Wenn Sie nun annehmen, das - das jetzt 18jährige - junge Mädchen hätte entweder nach den Tatbeständen der §§, 85 ff. des Ausländergesetzes oder nach dem Reichs- und Staatsangehörigkeitsgesetz eingebürgert werden können, dann irren Sie. Beide Rechtsgrundlagen setzen nämlich voraus, daß es sich insgesamt zehn Jahre rechtmäßig in Deutschland aufgehalten hat. Das ist aber dann nicht der Fall, wenn es lediglich eine Befugnis hat; dafür muß es eine Erlaubnis haben. Diese bekommt es aber erst, wenn es acht Jahre eine Befugnis hatte. Die Vereinfachungsregelungen nach dem Ausländergesetz, also nach §§ 85 ff., greifen in diesem Fall jedoch nicht mehr, weil es dann älter als 23 Jahre sein wird. Dieses Mädchen wird also wahrscheinlich erst im Jahre 2010 eingebürgert werden können. Das ist absolut unerträglich, wenn man weiß, daß diese junge Frau seit ihrem siebten Lebensjahr in der Bundesrepublik Deutschland ist und auch hier bleibt. Nur weil einige unter Ihnen so verbohrt sind, können wir keine vernünftige Staatsangehörigkeitsregelung für Kinder und junge Leute treffen, die wirklich flexibel genug ist, um den komplexen Sachverhalten gerecht zu werden.
Das ist das, was einem das Leben so schwer macht und warum man sich fragt: Hat eigentlich das Werben des Bundeskanzlers oder anderer Persönlichkeiten um die konstruktive Mitarbeit der Opposition, so gern man dies auch hört, irgendeinen Sinn?

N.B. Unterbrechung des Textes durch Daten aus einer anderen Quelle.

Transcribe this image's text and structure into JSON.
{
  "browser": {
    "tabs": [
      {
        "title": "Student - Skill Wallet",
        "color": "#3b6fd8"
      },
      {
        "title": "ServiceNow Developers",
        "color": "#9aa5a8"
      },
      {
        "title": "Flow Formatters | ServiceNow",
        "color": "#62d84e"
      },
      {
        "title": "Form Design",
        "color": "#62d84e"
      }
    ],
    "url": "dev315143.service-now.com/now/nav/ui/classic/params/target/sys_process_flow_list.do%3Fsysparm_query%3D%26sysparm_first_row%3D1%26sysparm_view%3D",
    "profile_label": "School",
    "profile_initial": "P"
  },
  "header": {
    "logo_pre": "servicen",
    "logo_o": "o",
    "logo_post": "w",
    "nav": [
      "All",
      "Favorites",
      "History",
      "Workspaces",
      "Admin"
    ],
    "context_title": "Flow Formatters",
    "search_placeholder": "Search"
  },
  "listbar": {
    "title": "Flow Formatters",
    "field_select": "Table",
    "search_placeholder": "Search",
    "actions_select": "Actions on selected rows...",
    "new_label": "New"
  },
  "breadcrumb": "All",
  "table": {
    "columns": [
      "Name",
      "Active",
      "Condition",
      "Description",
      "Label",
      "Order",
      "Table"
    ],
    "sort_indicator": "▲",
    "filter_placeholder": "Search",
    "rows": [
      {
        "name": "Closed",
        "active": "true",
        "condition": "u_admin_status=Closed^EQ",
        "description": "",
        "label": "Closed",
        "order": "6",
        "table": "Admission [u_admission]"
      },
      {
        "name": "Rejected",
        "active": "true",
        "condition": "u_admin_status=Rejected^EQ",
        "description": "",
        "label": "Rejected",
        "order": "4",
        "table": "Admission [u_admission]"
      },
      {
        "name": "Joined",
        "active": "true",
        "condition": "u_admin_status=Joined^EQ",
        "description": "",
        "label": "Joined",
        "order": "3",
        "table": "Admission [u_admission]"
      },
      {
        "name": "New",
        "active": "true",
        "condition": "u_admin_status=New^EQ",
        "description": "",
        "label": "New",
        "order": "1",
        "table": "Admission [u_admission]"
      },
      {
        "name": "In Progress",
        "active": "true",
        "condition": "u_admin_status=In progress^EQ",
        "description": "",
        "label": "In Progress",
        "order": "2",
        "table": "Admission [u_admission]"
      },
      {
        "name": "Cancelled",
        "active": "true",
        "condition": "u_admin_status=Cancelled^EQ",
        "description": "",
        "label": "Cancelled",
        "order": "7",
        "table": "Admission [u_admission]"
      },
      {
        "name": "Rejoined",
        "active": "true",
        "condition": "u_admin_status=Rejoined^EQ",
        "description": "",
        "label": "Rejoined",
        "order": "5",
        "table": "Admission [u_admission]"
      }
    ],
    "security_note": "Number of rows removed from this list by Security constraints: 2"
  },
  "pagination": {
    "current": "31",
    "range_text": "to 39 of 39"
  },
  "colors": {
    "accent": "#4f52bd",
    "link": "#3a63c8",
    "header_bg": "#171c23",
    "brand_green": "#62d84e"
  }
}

Ich will in diesem Zusammenhang einiges zu wirklich guten Vorlagen sagen, die wir hier vorgelegt haben. Wir haben in unseren Reihen Kolleginnen und Kollegen, die sich begeistert hinsetzen und mit Spezialisten aus Wissenschaft und Praxis Gesetzentwürfe erarbeiten, die gut sind. Wir haben zahlreiche Anträge gestellt: Anträge zur Strafrahmenharmonisierung und zur Angleichung der Strafrahmen an die Rechtsgüterpriorität des Grundgesetzes. Wir haben Vorlagen zur Sanktionen- und zur Strafreform eingebracht; ebenso haben wir Vorlagen zum Kindschaftsrecht vorgelegt, Herr Justizminister. Darauf werde ich gleich noch zu sprechen kommen. Wir haben eine Reihe von Anträgen und Gesetzentwürfen zur Verbesserung des wirklich schrecklichen und auch gefährlichen Phänomens der Jugendkriminalität eingebracht. Wir haben Stellung genommen zu der Tatsache, daß die Täter immer jünger werden. Schließlich haben wir einiges im Bereich Kinder-Opfer-Zeugen gemacht und Vorlagen zur Entlastung der Justiz vorgelegt.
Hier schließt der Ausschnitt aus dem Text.